International Trade’s Impact on U.S. Presidential Elections
With the U.S. presidential general election right around the corner, it is anyone’s guess who will be the nation’s next Commander-in-chief. One day polls are predicting Hillary Clinton the victor and the next day Donald Trump is forecasted as the winner. As the country monitors the seesawing poll predictions, a new study offers insights into the presidential election outcome.
Research originally released by the National Bureau of Economic Research, and currently under review at a leading academic journal, examines whether workers across the United States who are affected by international trade impacts who wins the presidency. The study, “Winners and Losers in International Trade: Effects on U.S. Presidential Voting,” is authored by Brad Jensen, an economist and professor of international business and economics at Georgetown University’s McDonough School of Business; Dennis Quinn, professor of international political economy with a focus on public policy at Georgetown’s McDonough School of Business; and Stephen Weymouth, an assistant professor of international business and public policy at Georgetown McDonough. In contrast to other studies, this research examines the electoral implications of the increasing tradability of services and the large U.S. surplus in services trade.
The research shows for the first time on a national scale that increasing imports in the United States is associated with decreasing support for incumbent presidents and their parties. However, when the United States has increasing exports, the incumbent presidents and their parties benefit and receive more votes.
“Our results indicate that voters punish the incumbent party against a backdrop of rising imports, but with increasing exports, the incumbent party will have the advantage,” Weymouth said. “Our study informs the heated debate over trade policy in the United States and sheds light on why presidential candidates have come out in opposition to trade agreements like the Trans-Pacific Partnership (TPP). Many manufacturing workers in swing states are not happy with how trade agreements have exposed their jobs to competition from abroad. ”
The research also shows that variation in trade exposure in individual counties influences how people vote. The authors find an increase in incumbent party votes in counties with concentrations of employment in high-skilled tradable services, such as consulting, as well as skill-intensive goods, such as petrochemicals. In turn, the authors find decreases in counties with concentrations of employment in low-skilled manufacturing.
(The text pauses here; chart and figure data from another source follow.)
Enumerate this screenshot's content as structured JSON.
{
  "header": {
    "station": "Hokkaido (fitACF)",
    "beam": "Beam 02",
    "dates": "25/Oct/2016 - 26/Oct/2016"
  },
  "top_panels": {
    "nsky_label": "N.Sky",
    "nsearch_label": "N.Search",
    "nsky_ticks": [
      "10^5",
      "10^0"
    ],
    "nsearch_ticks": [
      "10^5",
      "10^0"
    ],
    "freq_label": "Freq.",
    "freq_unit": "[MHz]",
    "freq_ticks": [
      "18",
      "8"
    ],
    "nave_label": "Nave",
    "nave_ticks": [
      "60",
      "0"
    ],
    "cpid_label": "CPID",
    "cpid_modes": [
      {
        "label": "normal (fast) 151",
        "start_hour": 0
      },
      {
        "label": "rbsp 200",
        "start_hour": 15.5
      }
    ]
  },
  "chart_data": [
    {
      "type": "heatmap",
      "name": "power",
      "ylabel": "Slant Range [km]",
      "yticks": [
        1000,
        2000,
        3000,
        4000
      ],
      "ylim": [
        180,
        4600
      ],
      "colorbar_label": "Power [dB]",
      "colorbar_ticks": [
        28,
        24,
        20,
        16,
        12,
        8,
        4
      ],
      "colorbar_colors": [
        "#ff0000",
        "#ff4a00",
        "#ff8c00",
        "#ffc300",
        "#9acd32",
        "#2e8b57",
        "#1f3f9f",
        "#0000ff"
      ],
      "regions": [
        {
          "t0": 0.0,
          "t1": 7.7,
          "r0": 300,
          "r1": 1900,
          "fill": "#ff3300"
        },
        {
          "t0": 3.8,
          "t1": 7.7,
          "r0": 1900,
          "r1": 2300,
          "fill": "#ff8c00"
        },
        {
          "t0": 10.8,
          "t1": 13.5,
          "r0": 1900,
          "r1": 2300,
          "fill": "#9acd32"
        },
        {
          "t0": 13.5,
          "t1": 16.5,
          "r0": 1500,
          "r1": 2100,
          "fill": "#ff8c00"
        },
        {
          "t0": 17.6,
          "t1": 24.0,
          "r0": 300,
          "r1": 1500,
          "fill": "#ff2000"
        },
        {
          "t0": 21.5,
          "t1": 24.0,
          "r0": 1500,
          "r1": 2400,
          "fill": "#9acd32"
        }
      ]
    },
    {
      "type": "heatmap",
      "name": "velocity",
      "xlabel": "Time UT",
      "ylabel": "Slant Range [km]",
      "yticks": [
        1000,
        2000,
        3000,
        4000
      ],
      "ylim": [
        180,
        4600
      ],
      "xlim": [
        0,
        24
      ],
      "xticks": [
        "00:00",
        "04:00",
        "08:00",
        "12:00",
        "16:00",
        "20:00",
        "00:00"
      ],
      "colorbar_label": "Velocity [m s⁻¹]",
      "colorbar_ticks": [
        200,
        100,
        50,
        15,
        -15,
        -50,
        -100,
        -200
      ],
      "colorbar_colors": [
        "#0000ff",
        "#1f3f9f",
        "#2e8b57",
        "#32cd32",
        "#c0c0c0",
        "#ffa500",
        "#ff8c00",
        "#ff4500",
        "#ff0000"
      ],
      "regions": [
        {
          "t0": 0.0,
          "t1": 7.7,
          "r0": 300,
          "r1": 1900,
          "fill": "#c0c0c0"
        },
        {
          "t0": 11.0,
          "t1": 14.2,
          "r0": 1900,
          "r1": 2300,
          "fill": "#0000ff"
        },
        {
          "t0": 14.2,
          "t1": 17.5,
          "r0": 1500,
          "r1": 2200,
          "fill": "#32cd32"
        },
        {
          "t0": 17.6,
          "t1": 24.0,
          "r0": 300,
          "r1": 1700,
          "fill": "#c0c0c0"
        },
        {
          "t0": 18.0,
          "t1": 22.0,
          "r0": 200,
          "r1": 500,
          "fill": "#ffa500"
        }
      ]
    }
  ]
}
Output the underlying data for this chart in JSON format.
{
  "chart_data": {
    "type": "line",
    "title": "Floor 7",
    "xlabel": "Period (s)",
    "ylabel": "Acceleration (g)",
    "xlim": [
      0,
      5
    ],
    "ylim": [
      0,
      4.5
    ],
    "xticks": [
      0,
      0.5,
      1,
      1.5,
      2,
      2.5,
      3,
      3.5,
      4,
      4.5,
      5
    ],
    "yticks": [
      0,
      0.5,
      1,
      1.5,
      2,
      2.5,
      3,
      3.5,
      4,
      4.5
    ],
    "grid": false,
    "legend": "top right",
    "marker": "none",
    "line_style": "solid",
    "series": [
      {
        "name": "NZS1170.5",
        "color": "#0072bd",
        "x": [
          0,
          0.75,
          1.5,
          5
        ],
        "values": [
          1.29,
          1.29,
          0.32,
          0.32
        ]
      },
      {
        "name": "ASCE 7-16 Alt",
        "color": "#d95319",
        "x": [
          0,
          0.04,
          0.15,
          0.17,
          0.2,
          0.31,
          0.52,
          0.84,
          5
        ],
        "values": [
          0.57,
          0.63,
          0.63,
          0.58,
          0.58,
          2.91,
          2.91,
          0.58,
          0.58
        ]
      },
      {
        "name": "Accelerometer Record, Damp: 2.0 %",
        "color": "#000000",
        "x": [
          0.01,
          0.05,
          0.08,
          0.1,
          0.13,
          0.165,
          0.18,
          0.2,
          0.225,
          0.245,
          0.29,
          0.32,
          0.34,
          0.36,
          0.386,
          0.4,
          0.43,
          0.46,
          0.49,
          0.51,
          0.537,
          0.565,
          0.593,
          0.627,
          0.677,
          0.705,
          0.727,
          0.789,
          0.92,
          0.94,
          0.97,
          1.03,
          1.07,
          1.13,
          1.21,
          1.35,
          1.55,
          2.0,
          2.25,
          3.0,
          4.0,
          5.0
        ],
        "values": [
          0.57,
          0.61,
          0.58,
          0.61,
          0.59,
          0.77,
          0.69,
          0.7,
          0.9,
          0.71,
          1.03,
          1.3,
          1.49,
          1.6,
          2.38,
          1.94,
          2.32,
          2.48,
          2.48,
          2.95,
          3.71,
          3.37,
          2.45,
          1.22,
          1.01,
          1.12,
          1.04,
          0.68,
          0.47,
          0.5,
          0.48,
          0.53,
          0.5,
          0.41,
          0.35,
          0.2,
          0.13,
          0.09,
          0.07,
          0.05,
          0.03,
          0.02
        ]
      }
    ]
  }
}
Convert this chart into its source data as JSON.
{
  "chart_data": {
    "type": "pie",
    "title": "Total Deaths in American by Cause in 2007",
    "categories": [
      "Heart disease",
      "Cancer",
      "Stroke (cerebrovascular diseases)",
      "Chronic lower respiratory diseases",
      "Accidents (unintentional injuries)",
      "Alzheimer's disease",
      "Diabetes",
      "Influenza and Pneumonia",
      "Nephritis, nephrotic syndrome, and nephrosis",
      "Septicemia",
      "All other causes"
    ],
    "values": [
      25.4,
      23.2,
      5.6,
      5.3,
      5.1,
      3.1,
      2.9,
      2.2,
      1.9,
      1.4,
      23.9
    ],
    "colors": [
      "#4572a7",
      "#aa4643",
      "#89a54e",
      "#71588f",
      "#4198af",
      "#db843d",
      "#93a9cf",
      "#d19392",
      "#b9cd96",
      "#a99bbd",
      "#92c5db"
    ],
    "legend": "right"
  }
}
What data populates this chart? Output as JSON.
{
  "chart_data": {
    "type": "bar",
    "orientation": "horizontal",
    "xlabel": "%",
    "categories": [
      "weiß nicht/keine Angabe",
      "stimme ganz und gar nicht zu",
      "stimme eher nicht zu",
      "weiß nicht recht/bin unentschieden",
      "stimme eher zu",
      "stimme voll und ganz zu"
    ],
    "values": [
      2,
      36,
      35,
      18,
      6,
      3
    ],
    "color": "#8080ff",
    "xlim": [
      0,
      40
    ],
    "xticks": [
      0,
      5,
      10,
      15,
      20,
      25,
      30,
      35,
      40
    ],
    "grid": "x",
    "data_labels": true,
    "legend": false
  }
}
Firms in low-skill, labor-intensive tradable manufacturing industries, such as apparel, tend to face greater import competition, particularly as trade agreements have brought previously trade-isolated countries, especially China, into the global economy.
“Incumbent parties are particularly vulnerable to losing votes in swing states with high concentrations of low-skilled and low-wage manufacturing workers,” Jensen said. “We’ve found the economic effects of international trade can influence who wins the U.S. presidency.”
Importantly, the research finds the estimated negative effects of low-skilled manufacturing are largely found in the swing states. Examining the crucial swing states, the Georgetown McDonough researchers found the negative effect of comparatively disadvantaged manufacturing employment on incumbent vote shares is approximately three times as large as in non-swing states, which is a powerful Electoral College incentive to protect the sector and is politically consequential. In contrast, the estimated effects of the concentrations of both high-skilled services and high-skilled manufacturing are found only in non-swing states.
“We felt it was important to include trade-exposed service workers in our analysis for three reasons,” Jensen said. “First, employment in the manufacturing industry has been in decline for decades and accounts for less than 10 percent of the labor force. Second, trade in services such as software is increasing and now accounts for 30 percent of U.S. exports. Third, the United States is a relatively skill-abundant country, suggesting it should have a comparative advantage in skill-intensive industries and tradable services are skill-intensive.”
“We find an Electoral College incentive to protect the manufacturing sector and to oppose trade agreements,” Quinn said. “Our study conducted over the past four years and examining decades of economic data has found that international trade directly influences presidential elections in the United States. As the economy is just beginning to slow and other countries aren’t buying U.S. manufactured products like they have in the past, swing state voters are very much being impacted. Our research explains the current conditions for Donald Trump support and why the presidential race is so close.”